Thank you. What do you think of these ideas?


Best regards,
Adam

________________________________

From: Christoph <christoph@christophdorn.com>
Sent: Tuesday, February 24, 2026 2:54 PM
To: public-pm-kr@w3.org <public-pm-kr@w3.org>
Subject: Re: Securing Actions and Procedures

Yes! I am very much interested in this.

I am looking for a way to attach any type of metadata by mapping to a schema. This metadata will be used for all kinds of purposes as a "function" can represent any type of "action" on an "entity" in my system.

Christoph


On Tue, Feb 24, 2026, at 2:48 PM, Adam Sobieski wrote:
PM-KR Community Group,

Hello. In some programming languages (e.g., C#, Java, and JavaScript), developers can use attributes, annotations, or decorators to provide metadata on functions and methods. Approaches for representing procedural knowledge, including programmatic and executable approaches, could, then, include expressiveness for providing metadata on actions and procedures.

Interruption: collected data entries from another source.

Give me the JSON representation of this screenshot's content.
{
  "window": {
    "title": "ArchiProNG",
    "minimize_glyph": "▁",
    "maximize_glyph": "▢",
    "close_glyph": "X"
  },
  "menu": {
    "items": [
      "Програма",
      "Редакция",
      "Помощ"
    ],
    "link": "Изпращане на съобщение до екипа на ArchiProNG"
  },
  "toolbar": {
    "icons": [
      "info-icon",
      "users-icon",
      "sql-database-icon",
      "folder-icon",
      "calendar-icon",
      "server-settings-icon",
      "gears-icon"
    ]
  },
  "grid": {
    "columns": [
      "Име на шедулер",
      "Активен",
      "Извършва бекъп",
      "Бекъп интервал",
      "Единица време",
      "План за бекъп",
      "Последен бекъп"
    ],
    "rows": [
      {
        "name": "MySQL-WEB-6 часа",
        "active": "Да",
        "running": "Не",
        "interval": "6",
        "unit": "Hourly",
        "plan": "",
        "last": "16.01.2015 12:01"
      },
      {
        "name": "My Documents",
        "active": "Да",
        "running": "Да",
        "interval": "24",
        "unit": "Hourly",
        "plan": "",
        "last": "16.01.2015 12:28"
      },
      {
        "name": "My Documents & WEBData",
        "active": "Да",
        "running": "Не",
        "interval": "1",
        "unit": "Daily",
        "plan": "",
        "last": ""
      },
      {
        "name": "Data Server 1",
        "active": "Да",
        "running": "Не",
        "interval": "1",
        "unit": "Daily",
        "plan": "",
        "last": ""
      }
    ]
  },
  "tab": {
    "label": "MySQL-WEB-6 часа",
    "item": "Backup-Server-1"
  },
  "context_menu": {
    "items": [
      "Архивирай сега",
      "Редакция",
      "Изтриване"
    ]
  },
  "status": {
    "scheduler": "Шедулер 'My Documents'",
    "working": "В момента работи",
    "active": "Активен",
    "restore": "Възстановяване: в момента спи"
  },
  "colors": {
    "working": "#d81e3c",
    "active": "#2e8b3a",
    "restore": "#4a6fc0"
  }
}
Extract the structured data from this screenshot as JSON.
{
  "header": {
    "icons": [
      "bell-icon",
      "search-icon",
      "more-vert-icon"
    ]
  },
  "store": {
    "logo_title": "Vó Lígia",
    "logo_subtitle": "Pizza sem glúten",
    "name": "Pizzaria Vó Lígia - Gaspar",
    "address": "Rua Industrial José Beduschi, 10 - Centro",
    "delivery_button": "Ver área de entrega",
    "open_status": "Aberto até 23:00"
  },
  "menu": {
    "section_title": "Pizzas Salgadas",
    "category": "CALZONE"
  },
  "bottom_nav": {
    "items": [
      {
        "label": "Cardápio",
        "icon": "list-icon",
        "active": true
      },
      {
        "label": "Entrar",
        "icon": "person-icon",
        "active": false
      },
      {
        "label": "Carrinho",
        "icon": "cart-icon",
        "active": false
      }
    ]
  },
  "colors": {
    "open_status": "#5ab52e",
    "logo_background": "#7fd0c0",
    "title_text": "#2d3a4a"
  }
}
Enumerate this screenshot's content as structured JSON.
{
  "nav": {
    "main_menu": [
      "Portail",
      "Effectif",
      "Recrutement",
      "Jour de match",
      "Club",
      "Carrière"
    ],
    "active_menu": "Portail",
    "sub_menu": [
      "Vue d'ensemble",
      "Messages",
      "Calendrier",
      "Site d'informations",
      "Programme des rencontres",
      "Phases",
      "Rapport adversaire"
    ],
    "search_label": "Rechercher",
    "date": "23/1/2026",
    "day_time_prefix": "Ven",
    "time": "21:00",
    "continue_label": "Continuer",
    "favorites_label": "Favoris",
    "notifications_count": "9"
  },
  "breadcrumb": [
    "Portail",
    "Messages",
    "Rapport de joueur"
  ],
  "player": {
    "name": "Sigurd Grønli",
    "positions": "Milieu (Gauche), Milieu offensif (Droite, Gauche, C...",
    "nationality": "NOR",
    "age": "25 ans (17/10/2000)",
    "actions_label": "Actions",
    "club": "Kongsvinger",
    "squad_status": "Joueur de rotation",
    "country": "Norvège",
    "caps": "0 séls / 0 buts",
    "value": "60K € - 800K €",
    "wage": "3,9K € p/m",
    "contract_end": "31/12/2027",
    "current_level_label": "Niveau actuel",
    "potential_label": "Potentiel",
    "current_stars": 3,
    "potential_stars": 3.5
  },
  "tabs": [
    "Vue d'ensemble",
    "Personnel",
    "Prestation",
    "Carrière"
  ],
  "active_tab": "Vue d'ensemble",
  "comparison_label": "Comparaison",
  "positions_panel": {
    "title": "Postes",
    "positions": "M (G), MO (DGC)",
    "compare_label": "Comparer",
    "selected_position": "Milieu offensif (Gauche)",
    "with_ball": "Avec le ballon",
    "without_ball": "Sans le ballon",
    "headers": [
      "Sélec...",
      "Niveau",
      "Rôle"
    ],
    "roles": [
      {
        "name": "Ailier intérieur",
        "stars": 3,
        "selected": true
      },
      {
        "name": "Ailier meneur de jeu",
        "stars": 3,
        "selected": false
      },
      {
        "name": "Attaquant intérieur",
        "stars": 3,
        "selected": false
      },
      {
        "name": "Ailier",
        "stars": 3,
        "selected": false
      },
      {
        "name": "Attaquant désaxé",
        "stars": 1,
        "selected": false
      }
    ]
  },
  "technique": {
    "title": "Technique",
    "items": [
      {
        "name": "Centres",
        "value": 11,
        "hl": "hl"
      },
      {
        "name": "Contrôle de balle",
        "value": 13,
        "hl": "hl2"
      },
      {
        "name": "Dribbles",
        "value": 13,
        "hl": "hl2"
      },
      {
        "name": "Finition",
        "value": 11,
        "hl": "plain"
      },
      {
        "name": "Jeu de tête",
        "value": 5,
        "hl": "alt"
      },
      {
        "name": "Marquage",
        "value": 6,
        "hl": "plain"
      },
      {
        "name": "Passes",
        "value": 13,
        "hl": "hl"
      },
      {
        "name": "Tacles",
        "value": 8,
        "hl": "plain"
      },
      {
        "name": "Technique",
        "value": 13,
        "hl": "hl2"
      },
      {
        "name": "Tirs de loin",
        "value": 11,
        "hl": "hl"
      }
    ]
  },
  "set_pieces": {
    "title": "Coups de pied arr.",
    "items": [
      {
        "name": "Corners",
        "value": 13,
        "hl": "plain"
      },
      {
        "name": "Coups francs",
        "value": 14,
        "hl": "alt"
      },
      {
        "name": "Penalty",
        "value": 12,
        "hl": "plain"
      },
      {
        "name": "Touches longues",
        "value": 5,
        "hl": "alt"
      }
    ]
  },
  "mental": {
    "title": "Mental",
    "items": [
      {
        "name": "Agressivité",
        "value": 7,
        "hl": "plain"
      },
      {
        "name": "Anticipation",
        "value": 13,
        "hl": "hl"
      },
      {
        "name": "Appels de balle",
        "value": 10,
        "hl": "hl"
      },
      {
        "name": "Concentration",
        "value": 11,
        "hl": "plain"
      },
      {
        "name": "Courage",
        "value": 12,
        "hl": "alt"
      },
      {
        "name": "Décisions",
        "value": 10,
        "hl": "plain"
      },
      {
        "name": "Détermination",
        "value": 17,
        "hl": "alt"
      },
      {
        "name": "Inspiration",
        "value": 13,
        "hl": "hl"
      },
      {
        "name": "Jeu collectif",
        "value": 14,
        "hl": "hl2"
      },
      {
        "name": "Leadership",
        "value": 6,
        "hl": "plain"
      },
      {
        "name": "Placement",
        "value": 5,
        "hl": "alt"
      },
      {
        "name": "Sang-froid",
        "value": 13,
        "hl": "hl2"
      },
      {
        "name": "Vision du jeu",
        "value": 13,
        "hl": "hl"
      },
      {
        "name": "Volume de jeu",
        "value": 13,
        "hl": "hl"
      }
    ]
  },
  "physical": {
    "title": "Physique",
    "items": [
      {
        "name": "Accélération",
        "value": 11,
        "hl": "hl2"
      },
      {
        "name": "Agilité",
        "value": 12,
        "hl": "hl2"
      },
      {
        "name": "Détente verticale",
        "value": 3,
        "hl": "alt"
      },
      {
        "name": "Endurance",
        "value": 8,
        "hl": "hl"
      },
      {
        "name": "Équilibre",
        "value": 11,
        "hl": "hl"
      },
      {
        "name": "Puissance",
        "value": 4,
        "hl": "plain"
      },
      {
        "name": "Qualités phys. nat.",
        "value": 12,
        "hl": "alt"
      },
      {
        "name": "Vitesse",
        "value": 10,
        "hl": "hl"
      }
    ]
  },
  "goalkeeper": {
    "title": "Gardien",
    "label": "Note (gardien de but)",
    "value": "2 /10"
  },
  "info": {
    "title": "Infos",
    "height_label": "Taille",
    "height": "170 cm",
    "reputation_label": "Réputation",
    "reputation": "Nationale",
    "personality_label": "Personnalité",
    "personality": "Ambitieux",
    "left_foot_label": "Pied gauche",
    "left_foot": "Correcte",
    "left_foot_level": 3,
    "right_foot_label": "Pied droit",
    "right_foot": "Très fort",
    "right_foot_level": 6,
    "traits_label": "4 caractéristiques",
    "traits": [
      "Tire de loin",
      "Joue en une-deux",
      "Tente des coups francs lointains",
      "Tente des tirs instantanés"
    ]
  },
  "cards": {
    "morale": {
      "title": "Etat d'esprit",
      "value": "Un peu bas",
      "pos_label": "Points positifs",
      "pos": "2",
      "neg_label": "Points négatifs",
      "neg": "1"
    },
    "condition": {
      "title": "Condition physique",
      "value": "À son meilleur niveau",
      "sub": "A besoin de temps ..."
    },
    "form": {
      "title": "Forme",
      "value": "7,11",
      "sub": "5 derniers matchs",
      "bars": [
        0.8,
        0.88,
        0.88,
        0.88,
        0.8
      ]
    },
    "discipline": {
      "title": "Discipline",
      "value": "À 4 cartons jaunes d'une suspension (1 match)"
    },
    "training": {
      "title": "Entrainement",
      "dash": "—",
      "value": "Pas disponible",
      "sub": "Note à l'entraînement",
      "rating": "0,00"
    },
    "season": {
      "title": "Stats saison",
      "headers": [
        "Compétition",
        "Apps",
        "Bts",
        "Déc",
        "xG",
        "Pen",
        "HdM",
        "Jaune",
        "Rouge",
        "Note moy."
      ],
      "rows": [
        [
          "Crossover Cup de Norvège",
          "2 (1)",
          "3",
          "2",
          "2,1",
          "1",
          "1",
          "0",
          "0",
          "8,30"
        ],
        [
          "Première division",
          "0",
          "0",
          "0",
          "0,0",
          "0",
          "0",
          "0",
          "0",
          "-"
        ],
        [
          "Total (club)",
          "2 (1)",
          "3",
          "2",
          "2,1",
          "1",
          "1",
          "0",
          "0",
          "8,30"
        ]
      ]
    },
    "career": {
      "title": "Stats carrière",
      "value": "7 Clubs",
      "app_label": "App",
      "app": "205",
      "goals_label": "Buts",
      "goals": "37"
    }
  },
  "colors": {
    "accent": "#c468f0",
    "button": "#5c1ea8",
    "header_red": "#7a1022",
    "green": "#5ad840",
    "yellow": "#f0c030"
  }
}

In C#, attributes resemble:

[metadata(...)]
public void function(...)
{

}

In Java, annotations resemble:

@metadata(...)
public void function(...)
{

}

In JavaScript, decorators resemble:

@metadata(...)
function(...)
{

}


Metadata could be used to declare preconditions and effects for actions and procedures (see also: STRIPS, ADL, PDDL). Extensible metadata could also simplify a number of important scenarios such as: computer security, access-control, and user- and agentic-permission-related topics.

As interesting, here are some initial hyperlinks about these topics:


.NET

https://en.wikipedia.org/wiki/Code_Access_Security


Java

https://apereo.github.io/cas/7.3.x/planning/Architecture.html


MCP

https://modelcontextprotocol.io/specification/2025-06-18/server/tools

https://github.com/modelcontextprotocol/modelcontextprotocol/issues/1483

https://modelcontextprotocol-security.io/build/tool-metadata-spec/


WebMCP

https://github.com/webmachinelearning/webmcp/issues/44

https://github.com/webmachinelearning/webmcp/issues/45


BPMN

https://ceur-ws.org/Vol-2218/paper17.pdf

https://www.researchgate.net/publication/31367121_A_BPMN_Extension_for_the_Modeling_of_Security_Requirements_in_Business_Processes


Is there any interest, in this group, in considering and discussing comparative approaches (the above and any others) for providing expressiveness to simplify securing actions and procedures?

Are there any other hyperlinks to recommend and share on these topics?